The sequester lopped $1.2 trillion of government spending across all agencies when a Reid-divined congressional Super Committee couldn’t come up with a way to reduce the deficit on its own. The sequester is set to squeeze government spending by an additional $89 billion in fiscal 2014, capping it at $967 billion.
That figure is actually less than what either Boehner’s Republicans or Reid’s Democrats were gunning for throughout the pre-crisis budgeting process: Reid wanted to effectively erase the sequester with a $1.058 trillion budget, but agreed — as he has frequently reminded reporters during the shutdown — that he agreed to Boehner’s demands for a $986 billion cap; a $70 billion squeeze.
Reid demonstrated little patience with the idea of respecting the full sequester, this weekend, even in framework form.
“Susan Collins is one of my favorite senators, Democrat or Republican,” Reid said Saturday. “But the plan that I’ve seen in writing is not going to go anyplace at this stage.”
Yet talks are ongoing between Reid and McConnell and between Collins and rank-and-file Democrats who see the potential to tweak and twist her plan into something acceptable.
“There are negotiations, but there is no agreement,” Sens.
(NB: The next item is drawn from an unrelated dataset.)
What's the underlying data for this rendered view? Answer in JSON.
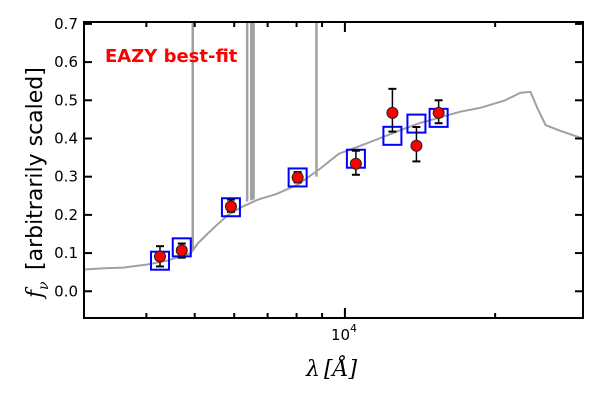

Heidi Heitkamp, D-N.D., Mark Pryor, D-Ark., Amy Klobuchar, D-Minn., Angus King, I-Maine, Joe Donnelly, D-Ind., and Joe Manchin, D-W.Va., said Sunday in a joint statement on Collins’ proposal.
Like Reid, they noted their discussions with Collins and other Republicans were “productive, bipartisan” but echoed that they “do not support the proposal in its current form.”
The Senate and House return to the Capitol on Monday afternoon. The default deadline, according to the Treasury Department, is Thursday.